Productive ways to take a break from your smartphone


1. Enjoy some outdoor activity

Get out of the house more and re-establish your connection with nature. Go out for a walk or a run. Invite your friends over and play your favourite sport. Or try something new, like mountain biking or camping.

Do all the outdoor activities that you love. This will also encourage your social interactions with your friends and colleagues.

2. Read a book

Instead of reading your favorite novel on your smartphone, head to the library or bookstore and get a physical copy. Nothing beats the relaxing feeling of reading a physical book beside a window with a hot beverage.

3. Get a pen and write

Do you ever miss those moments of writing a letter to your special someone using a pen and paper?
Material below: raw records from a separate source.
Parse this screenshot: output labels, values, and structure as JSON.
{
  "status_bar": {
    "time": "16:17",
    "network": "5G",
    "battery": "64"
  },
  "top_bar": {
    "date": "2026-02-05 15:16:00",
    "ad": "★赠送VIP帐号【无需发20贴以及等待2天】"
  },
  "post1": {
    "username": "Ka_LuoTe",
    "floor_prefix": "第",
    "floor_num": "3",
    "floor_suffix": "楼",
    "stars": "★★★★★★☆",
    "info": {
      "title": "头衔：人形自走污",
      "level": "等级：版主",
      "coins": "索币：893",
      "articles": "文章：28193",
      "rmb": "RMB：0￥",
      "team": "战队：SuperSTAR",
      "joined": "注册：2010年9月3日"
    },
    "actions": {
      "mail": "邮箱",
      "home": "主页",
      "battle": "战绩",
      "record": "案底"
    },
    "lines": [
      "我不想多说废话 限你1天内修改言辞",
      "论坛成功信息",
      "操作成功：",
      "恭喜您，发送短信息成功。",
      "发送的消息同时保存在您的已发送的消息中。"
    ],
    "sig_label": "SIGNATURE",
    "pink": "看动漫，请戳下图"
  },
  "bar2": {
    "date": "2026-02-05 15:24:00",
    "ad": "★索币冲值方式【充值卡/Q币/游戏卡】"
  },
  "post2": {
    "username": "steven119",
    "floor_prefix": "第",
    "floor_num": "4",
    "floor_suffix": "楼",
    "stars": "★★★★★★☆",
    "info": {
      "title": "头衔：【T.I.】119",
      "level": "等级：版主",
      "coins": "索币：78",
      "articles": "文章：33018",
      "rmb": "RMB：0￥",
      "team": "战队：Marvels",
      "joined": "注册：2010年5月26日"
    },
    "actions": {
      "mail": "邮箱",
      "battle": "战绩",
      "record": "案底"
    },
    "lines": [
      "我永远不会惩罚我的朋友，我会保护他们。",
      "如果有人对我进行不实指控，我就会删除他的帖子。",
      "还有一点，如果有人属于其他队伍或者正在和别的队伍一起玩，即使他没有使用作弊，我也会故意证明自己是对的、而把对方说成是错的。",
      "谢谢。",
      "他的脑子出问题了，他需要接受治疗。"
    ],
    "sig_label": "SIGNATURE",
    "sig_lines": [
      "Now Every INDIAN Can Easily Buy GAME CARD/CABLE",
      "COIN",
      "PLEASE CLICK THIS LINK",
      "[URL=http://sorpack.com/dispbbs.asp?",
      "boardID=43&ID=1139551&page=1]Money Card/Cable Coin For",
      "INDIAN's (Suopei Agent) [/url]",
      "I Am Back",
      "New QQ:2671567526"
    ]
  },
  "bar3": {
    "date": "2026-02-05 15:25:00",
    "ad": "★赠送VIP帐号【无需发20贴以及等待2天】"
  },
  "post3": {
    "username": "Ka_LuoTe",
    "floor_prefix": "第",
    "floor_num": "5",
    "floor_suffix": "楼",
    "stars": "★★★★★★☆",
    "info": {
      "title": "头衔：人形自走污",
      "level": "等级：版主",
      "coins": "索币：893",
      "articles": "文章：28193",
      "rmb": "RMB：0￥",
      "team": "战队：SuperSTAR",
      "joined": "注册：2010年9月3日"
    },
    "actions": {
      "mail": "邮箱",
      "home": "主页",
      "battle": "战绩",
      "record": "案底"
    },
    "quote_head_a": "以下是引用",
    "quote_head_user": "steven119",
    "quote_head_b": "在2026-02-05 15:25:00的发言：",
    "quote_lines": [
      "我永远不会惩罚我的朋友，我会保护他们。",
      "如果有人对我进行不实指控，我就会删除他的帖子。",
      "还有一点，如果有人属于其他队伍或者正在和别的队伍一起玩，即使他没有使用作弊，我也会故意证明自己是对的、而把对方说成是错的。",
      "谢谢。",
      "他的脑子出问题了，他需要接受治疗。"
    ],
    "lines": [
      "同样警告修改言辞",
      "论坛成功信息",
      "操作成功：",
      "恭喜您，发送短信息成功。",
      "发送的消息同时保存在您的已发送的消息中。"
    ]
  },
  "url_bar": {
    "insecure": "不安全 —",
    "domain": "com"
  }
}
Or expressing all your thoughts and sentiments in a diary?

It’s time to bring them back. The old-fashioned way of writing is still the best way to convey your feelings.

4. Spend some time on your hobbies

Do you love to cook, bake, or paint? Whatever you love doing, it’s time to get back to your hobbies and spend some time on yourself.

5. Bond with your pets

There’s a reason why dogs are considered “man’s best friend.” Spending time with your pets is a great way to relieve stress and feel happier.